On the face of it, this is crazy, as my colleague Therese Raphael puts it, not to say breathtakingly reckless, and downright stupid. It might make for tricky internal politics for the UK’s Labor Party, as explained by Paul Waugh of the Huffington Post. The currency market seems to be working on the assumption that Johnson doesn’t mean it. This is a good gesture to give him a little more negotiating strength, and put his increasingly coherent domestic opponents on the back foot — but he surely won’t go through with breaking a treaty he’s only just signed. Such a move would take the UK’s international credibility with it.

That at least seems the best interpretation of a muted response in currency markets. Sterling is down, but has only retraced a small percentage of its strong rally against the dollar and euro. In the following chart, both currencies are indexed to Oct. 9, when Johnson and Varadkar went for their “walk in the woods” and came out with a critical concession on Northern Ireland.

The sharp sell-off to begin the week still leaves sterling slightly above its pre-walk-in-the-woods level against the euro, and still near its highs for the last three years versus the dollar. The pound’s softness against the euro shows that concern has been rising, but it could easily fall much further against both currencies.

That’s because Johnson might actually mean it. A piece by ITV News’s Robert Peston (full disclosure: a boss of mine in a former life) suggests Johnson and his team truly believe that the advantages of a “no-deal” Brexit would outweigh the disadvantages. The critical stumbling block isn’t over trade per se, but rather state aid — how much individual governments can subsidize companies and industries. Such aid can tip the scales of trade competition.

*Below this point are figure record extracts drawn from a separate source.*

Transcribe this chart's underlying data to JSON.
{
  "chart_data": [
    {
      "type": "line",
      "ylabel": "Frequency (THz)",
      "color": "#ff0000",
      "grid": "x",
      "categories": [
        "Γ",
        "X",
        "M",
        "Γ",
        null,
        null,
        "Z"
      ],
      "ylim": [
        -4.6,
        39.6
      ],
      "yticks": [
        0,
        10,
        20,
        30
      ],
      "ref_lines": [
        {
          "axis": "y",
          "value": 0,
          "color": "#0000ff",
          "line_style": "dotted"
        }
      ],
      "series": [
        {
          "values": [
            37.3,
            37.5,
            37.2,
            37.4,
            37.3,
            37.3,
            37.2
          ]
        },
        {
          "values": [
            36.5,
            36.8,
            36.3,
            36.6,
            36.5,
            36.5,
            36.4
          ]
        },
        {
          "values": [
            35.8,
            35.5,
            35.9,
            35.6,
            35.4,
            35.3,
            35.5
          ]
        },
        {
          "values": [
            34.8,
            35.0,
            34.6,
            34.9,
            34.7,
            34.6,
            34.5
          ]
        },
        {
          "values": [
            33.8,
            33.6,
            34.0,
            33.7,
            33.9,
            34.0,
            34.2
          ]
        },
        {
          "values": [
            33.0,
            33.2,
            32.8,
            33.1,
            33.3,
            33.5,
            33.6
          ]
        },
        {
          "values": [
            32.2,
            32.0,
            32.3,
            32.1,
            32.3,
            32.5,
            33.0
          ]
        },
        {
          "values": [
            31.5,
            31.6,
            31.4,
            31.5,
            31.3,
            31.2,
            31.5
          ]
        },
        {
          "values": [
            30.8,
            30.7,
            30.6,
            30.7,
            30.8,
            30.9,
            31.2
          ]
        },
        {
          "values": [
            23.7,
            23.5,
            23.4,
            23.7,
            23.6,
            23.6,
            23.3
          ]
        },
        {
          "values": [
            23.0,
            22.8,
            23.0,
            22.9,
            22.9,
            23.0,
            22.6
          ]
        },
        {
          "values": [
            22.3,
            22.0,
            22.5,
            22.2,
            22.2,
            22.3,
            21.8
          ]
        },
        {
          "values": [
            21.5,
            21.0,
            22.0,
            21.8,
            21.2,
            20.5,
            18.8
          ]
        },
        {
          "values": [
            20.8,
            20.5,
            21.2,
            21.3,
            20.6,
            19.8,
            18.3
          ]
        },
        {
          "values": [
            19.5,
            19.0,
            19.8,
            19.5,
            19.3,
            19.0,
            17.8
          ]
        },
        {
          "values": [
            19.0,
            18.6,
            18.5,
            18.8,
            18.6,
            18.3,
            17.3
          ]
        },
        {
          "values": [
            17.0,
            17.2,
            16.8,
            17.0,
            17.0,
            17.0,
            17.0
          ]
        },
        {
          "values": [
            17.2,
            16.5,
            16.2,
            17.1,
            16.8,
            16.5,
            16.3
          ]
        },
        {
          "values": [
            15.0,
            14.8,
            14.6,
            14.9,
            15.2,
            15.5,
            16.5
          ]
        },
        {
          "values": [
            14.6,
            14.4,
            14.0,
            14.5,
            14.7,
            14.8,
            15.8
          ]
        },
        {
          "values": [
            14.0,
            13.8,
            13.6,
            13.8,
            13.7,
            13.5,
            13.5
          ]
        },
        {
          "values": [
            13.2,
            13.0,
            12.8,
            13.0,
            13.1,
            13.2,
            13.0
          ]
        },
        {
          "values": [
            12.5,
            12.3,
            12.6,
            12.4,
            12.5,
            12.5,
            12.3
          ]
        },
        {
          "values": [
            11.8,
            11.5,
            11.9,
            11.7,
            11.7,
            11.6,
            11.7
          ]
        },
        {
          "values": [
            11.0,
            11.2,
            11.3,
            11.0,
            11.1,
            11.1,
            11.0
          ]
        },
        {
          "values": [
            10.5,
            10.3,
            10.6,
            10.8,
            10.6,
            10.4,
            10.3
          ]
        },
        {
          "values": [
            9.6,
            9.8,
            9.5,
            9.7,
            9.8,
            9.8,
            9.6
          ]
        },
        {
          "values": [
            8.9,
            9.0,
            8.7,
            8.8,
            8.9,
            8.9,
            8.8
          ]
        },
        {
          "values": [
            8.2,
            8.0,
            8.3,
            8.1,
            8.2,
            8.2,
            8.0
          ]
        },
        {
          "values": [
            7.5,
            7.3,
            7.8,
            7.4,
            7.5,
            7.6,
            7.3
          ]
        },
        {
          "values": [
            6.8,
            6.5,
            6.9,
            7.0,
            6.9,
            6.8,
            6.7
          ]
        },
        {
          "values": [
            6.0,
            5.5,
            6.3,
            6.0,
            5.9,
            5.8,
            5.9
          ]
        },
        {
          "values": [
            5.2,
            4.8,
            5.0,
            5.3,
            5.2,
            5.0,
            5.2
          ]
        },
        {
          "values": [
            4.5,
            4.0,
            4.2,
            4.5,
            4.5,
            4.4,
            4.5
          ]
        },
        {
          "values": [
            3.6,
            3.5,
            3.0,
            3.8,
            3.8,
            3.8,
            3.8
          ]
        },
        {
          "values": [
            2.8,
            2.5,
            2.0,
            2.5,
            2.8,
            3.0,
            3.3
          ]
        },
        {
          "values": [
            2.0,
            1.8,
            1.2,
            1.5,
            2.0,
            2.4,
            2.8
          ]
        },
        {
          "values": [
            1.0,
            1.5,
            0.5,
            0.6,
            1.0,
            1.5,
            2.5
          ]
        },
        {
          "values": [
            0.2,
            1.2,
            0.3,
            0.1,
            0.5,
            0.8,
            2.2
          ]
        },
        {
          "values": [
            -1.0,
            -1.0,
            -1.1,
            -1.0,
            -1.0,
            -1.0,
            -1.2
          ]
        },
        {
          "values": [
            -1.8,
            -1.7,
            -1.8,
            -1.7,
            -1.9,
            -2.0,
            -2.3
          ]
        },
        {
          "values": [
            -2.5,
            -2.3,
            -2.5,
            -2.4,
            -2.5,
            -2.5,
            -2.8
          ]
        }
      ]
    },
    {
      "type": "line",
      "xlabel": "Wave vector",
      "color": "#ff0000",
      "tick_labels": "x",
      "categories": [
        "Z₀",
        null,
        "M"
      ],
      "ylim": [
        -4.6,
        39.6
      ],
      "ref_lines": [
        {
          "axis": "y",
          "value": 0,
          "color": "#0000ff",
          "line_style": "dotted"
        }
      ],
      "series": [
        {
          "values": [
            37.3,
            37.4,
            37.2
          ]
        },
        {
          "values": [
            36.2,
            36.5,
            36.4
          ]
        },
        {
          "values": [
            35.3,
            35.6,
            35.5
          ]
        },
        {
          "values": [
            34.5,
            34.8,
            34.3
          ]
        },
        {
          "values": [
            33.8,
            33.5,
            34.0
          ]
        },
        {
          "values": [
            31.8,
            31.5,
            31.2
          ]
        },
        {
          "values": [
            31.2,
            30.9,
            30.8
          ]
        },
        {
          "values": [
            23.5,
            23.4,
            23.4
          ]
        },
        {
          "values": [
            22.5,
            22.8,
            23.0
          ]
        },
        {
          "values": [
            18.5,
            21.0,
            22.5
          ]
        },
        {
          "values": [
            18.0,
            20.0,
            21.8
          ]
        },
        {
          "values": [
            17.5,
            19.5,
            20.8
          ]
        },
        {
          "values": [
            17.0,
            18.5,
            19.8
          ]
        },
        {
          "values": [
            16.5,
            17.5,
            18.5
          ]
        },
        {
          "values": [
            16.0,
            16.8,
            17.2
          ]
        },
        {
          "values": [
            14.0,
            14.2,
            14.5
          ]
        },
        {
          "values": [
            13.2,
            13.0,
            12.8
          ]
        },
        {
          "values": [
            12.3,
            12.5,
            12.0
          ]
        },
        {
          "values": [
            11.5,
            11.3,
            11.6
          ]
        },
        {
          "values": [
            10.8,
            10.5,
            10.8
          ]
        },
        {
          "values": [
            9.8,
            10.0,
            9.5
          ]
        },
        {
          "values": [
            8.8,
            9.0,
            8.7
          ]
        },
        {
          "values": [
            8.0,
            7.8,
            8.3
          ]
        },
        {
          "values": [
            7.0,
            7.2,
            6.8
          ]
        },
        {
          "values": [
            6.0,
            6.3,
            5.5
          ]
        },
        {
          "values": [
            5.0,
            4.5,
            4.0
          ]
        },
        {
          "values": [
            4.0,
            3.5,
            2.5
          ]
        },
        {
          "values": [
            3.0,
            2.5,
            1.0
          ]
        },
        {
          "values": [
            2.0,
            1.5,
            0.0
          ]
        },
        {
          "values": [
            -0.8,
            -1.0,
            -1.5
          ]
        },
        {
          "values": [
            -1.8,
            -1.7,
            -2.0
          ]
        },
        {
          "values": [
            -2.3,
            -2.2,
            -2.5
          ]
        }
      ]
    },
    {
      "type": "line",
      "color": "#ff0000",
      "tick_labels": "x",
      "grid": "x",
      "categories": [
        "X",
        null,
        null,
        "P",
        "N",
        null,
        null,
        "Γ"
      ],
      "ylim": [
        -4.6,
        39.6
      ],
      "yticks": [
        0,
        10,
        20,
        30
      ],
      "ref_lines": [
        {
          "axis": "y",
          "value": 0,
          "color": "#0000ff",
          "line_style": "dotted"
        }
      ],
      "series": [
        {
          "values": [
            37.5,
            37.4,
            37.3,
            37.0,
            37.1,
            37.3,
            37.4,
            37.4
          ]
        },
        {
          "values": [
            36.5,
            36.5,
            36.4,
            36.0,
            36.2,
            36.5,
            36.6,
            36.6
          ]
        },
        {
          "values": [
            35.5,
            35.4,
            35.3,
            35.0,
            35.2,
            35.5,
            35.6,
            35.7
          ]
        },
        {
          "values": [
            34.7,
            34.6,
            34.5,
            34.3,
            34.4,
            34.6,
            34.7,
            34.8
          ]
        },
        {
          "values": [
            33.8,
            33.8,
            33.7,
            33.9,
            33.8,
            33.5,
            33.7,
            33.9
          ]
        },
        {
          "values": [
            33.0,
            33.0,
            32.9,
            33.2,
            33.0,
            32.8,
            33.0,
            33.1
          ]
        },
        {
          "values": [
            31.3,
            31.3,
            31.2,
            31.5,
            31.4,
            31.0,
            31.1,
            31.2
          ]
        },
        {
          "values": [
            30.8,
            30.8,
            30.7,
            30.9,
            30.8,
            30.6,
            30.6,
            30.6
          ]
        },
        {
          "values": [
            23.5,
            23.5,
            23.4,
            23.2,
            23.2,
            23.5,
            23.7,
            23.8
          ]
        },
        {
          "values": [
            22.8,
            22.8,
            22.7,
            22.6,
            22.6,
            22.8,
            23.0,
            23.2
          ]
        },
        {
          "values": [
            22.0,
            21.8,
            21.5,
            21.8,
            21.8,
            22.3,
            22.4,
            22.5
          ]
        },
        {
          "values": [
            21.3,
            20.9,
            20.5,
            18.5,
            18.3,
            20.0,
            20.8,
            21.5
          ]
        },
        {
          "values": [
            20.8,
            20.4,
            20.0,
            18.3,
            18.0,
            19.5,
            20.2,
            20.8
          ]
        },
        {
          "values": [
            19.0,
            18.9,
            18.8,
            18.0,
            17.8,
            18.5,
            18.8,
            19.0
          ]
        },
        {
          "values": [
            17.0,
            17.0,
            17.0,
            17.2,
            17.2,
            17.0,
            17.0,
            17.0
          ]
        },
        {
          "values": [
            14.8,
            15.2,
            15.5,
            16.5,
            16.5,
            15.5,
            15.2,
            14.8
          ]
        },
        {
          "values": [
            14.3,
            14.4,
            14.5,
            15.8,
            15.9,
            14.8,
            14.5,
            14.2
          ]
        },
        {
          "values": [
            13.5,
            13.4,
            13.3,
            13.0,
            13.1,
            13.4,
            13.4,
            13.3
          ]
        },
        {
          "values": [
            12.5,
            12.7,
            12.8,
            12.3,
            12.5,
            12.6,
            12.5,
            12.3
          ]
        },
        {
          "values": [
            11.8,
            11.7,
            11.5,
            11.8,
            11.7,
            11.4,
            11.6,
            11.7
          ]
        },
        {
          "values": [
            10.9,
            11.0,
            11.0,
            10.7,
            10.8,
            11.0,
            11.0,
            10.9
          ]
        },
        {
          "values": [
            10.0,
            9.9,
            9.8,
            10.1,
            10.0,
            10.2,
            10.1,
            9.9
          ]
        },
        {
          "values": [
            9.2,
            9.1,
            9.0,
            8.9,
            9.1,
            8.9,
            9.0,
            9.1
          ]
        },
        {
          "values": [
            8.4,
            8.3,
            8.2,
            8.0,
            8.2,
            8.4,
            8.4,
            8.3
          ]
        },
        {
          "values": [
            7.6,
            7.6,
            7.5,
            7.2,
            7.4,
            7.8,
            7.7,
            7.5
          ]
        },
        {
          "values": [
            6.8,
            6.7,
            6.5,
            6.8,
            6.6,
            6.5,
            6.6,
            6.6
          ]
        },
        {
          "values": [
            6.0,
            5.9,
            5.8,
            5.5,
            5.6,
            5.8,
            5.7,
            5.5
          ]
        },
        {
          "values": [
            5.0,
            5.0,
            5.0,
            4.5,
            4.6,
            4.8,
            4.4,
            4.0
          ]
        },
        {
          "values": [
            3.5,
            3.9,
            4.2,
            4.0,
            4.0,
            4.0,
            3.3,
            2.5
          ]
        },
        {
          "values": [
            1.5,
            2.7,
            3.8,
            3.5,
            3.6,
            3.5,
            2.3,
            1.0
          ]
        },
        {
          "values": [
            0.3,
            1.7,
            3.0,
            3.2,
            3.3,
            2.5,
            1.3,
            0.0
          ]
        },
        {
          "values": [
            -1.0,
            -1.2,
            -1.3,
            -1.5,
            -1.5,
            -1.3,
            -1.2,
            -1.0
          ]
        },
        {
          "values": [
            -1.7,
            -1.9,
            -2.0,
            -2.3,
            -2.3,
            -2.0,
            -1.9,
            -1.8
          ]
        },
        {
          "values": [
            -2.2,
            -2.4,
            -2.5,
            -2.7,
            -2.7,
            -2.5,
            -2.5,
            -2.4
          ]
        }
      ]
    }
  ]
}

According to Peston, who is known to be close to Johnson’s Svengali-like adviser Dominic Cummings, Downing Street feels differently about that now. The Johnson/Cummings team believes it must have the discretion “to invest without fetter in hi-tech, digital, artificial intelligence and the full gamut of the so-called fourth industrial revolution.” Peston describes the following quote as a Cummings article of faith:

"Countries that were late to industrialization were owned/coerced by those early (to it). "The same will happen to countries without trillion dollar tech companies over the next 20 years."

As far as Cummings and Johnson are concerned, the economic hit from breaking off trade terms with the EU would be a price worth paying.